Van Wijk estimates the initial two train unit will produce 63,000 bbls per day of low sulfur low benzene gasoline. The economics, as stated look good, although where are North Slope gas producers going to get $10/MMBTU for their gas? (LINK TO VAN WIJK SLIDES)

The price of North Slope gas is really an imaginary number without other viable outlets. I figure that gas input to the facility should be at cost with gas producers compensated and tax assessed on the product stream ex-Valdez.

Van Wijk didn't indicate if the cost of a train includes gas pretreatment so let's tack on some capital cost for other items, say $1.3B for offsite utilities (gas treatment) , tankage at Valdez and assorted items along the pipeline. At $9B per two trains the project should still work.

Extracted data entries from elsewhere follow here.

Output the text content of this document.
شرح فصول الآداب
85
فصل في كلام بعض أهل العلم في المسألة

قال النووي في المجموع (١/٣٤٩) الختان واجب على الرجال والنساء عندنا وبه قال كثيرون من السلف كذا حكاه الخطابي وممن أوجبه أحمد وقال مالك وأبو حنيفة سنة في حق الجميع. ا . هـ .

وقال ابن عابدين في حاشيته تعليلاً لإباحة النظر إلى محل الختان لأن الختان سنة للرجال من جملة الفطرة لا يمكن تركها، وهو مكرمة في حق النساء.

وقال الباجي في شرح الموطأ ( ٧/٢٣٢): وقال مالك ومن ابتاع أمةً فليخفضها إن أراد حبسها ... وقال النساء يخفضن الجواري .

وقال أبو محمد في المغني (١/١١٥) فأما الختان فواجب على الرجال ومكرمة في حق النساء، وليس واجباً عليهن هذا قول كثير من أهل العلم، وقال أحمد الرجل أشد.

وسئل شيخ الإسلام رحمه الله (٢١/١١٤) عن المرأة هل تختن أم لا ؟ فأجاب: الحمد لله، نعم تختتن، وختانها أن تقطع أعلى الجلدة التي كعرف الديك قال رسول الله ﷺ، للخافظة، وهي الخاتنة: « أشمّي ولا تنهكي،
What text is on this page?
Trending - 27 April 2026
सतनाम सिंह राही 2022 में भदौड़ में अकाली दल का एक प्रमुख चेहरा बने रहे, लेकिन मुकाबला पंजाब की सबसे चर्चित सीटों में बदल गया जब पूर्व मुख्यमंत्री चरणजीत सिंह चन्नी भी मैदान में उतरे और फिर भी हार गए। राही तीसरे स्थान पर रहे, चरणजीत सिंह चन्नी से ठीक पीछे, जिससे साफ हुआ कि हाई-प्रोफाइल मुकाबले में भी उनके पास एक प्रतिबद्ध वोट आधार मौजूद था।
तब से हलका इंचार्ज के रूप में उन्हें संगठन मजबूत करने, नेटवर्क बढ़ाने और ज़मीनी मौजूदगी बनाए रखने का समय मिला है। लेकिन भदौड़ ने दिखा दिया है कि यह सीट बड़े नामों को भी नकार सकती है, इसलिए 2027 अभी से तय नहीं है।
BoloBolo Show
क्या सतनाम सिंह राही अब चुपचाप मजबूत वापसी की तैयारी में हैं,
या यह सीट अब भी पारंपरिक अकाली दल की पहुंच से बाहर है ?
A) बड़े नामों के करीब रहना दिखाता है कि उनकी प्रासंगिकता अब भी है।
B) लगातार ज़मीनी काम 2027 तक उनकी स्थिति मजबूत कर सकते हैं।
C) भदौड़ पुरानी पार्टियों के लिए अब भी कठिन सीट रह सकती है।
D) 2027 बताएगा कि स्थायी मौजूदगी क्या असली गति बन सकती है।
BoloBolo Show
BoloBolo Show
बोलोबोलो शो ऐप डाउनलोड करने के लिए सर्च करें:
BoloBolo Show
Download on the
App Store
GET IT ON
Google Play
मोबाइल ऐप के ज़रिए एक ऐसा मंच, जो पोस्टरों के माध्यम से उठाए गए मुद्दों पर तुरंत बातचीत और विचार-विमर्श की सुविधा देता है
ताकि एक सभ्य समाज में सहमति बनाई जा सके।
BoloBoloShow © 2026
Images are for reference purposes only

What's good about this idea:

1) It converts Alaska's gas into revenue.
2) It's incremental, initial cost are more easily financed.
3) It fills the pipeline, extending the life of the pipeline.
4) It puts Exxon in the game as the technology licensing participant.
5) Fewer permits required, fewer jurisdictions.
6) It's an "All Alaska" option.
7) The incremental approach depressurizes the North Slope more gradually than a full size gas pipeline, i.e. it extends some oil field production.
8) There are actual buyers for the product.

Here's what people will hate about this idea:

1) No gas for Alaskans - Better start thinking propane
2) $500 Million for AGIA down the drain, maybe $1.5 Billion if damages are paid to TransCanada. Maybe the viability of MTG will force the discussion of AGIA feasibility.

Conclusion - I say why not - Van Wijk's team should press on and develop a full cost estimate. Clean up the concept and minimize capital installed on the North Slope. Get a proof of concept unit going on the Gulf Coast and iron out the arctic constructability issues.